Just to be clear: you want to do marketing for a EM equity fund? The biggest issue you will face is the majority of these funds are located in New York/CT, Boston, London, Singapore, Hong Kong. Within the US you will find some EM groups in LA, SF, DC, Dallas, Miami but no real clustering outside of Boston or NYC. There is basically no such group in NC and most likely not in ATL (there are some EM debt groups there), SF as previously mentioned has some. There are, however, plenty of traditional US equity groups in ATL, but less so in CLT since it's more of a banking/PE town. Therefore, I'd suggest you target NYC/Boston or switch to US focused equity. Lastly I would not attend UC Davis as it's significantly worse than the other two and you'd be hard pressed to get the type of role you want coming out of there. As an aside, without prior industry experience you'll have a tough job landing the gig (unless you want to be a marketing assistant which seems like a bad spot to land post MBA) and may be better served targeting equity sales/research roles and laterling later.

 

Sales, not marketing for an EM equity fund. Pitching to institutional investors such as corporate and public pension funds. I am willing to relocate anywhere in the US post MBA for the right career opportunity. Interesting take on UC Davis.I was considering Davis because of proximity to San Francisco and diversity of opportunities offered to recent graduates. Also, According to institutional investor BlackRock, Dodge & Cox, Highmark, Farallon, and First Republic investment management are in San Francisco. I do have prior industry experience in financial services and sales but not on the buy side. When you say "equity sales" are you referring to work as a insitutional sales rep on the sell side pitching the firms research to buy side money managers? Thank you for your advice. Appreciate it.

 
Best Response

While I realize it's semantics the function you are referring to is generally called investor relations on the buy side. Sales usually refers to the sell side or conjures up images of mutual fund wholesalers (avoid). The trick is to slot into a sales/marketing/biz dev role and not a client relations role as the latter is more admin/client handholding focus. Most junior positions on the IR side of funds are client relations for the reason that those folks don't have the rolodexes or the industry experience to speak to potential investors. Re: UC Davis. Yes you're right that San Fran is an Asset Management center but UC Davis gets its lunch eaten by Stanford and Cal.
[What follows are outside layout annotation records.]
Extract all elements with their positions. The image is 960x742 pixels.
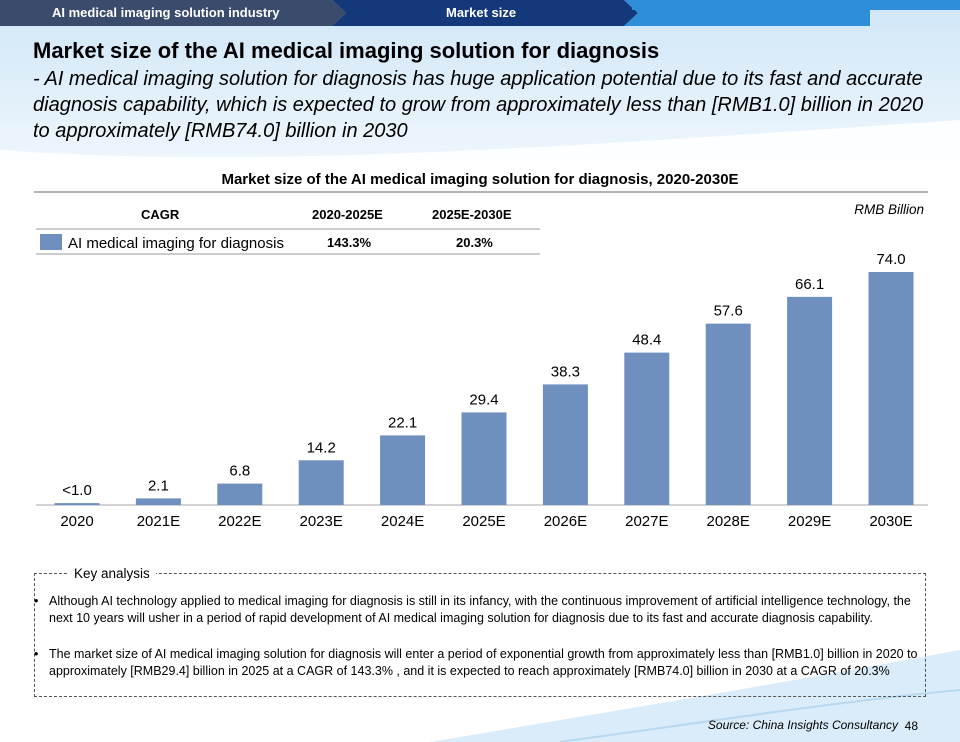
data-label-2021E: 2.1 — [148, 477, 169, 494]
bar-2028E — [705, 323, 751, 505]
bar-2023E — [298, 460, 344, 505]
crumb-section-ribbon — [0, 0, 346, 26]
data-label-2026E: 38.3 — [551, 363, 580, 380]
data-label-2022E: 6.8 — [229, 463, 250, 480]
data-label-2025E: 29.4 — [469, 391, 498, 408]
x-tick-2030E: 2030E — [869, 513, 912, 530]
key-analysis-bullet-2: The market size of AI medical imaging so… — [34, 646, 921, 680]
legend-swatch — [40, 234, 62, 250]
cagr-period-2: 2025E-2030E — [432, 207, 512, 222]
x-tick-2025E: 2025E — [462, 513, 505, 530]
bar-2030E — [868, 272, 914, 505]
bar-2022E — [217, 483, 263, 505]
page-number: 48 — [904, 719, 918, 733]
key-analysis-box — [34, 573, 926, 697]
x-tick-2026E: 2026E — [544, 513, 587, 530]
cagr-value-1: 143.3% — [327, 235, 372, 250]
x-tick-2029E: 2029E — [788, 513, 831, 530]
data-label-2020: <1.0 — [62, 482, 92, 499]
breadcrumb-section[interactable]: AI medical imaging solution industry — [52, 5, 280, 20]
data-label-2023E: 14.2 — [307, 439, 336, 456]
x-tick-2028E: 2028E — [707, 513, 750, 530]
crumb-topic-ribbon — [332, 0, 638, 26]
cagr-period-1: 2020-2025E — [312, 207, 383, 222]
data-label-2024E: 22.1 — [388, 414, 417, 431]
data-label-2027E: 48.4 — [632, 332, 661, 349]
breadcrumb-topic[interactable]: Market size — [446, 5, 517, 20]
bar-2020 — [54, 503, 100, 505]
page-subtitle: - AI medical imaging solution for diagno… — [33, 68, 924, 142]
x-tick-2024E: 2024E — [381, 513, 424, 530]
data-label-2030E: 74.0 — [876, 251, 905, 268]
cagr-header-label: CAGR — [141, 207, 180, 222]
bar-2026E — [542, 384, 588, 505]
x-tick-2021E: 2021E — [137, 513, 180, 530]
chart-unit-label: RMB Billion — [854, 202, 924, 217]
data-label-2028E: 57.6 — [714, 303, 743, 320]
key-analysis-bullet-1: Although AI technology applied to medica… — [34, 593, 921, 627]
page-title: Market size of the AI medical imaging so… — [33, 38, 660, 63]
data-label-2029E: 66.1 — [795, 276, 824, 293]
bar-2024E — [380, 435, 426, 505]
x-tick-2027E: 2027E — [625, 513, 668, 530]
bar-2025E — [461, 412, 507, 505]
bar-2027E — [624, 352, 670, 505]
bar-2029E — [787, 296, 833, 505]
x-tick-2023E: 2023E — [300, 513, 343, 530]
source-note: Source: China Insights Consultancy — [707, 718, 898, 732]
x-tick-2020: 2020 — [60, 513, 93, 530]
x-tick-2022E: 2022E — [218, 513, 261, 530]
chart-title: Market size of the AI medical imaging so… — [221, 171, 739, 188]
key-analysis-title: Key analysis — [68, 566, 156, 581]
legend-label: AI medical imaging for diagnosis — [68, 235, 284, 252]
bar-2021E — [135, 498, 181, 505]
cagr-value-2: 20.3% — [456, 235, 493, 250]
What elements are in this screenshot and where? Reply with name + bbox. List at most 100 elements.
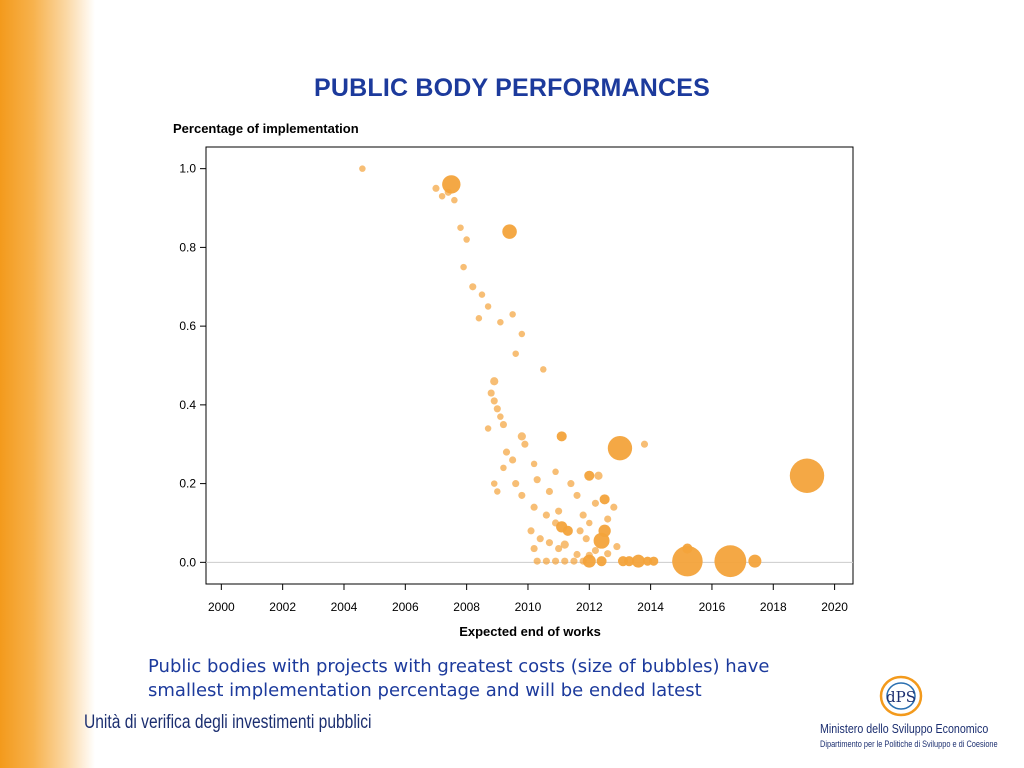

I'd venture that you'd prob even have an easier time recruiting at those firms from the other schools mention ins spite of the distance. There's no other way to put it that it simply isn't a feeder to high finance. Lastly, there are not too many seats open for the role you want so i'd have some backups in mind that would keep you on that track. Institutional sales to hedge funds is a good feeder to the type of role you're after.

 

Hate to sound like a dick, but no way you're getting a job at Dodge&Cox/Farallon coming out of UC Davis MBA or UNC/Emory for that matter. Dodge and Cox is a ridiculously selective long-only mutual fund; they pretty much only hire from HBS, Stanford, and Wharton for post-MBA roles. Farallon is a large multi-strategy hedge fund run by Thomas Steyer, and they hire almost exclusively from HBS and Stanford. BlackRock is larger, so it's possible that you could get a low-level marketing or sales role there.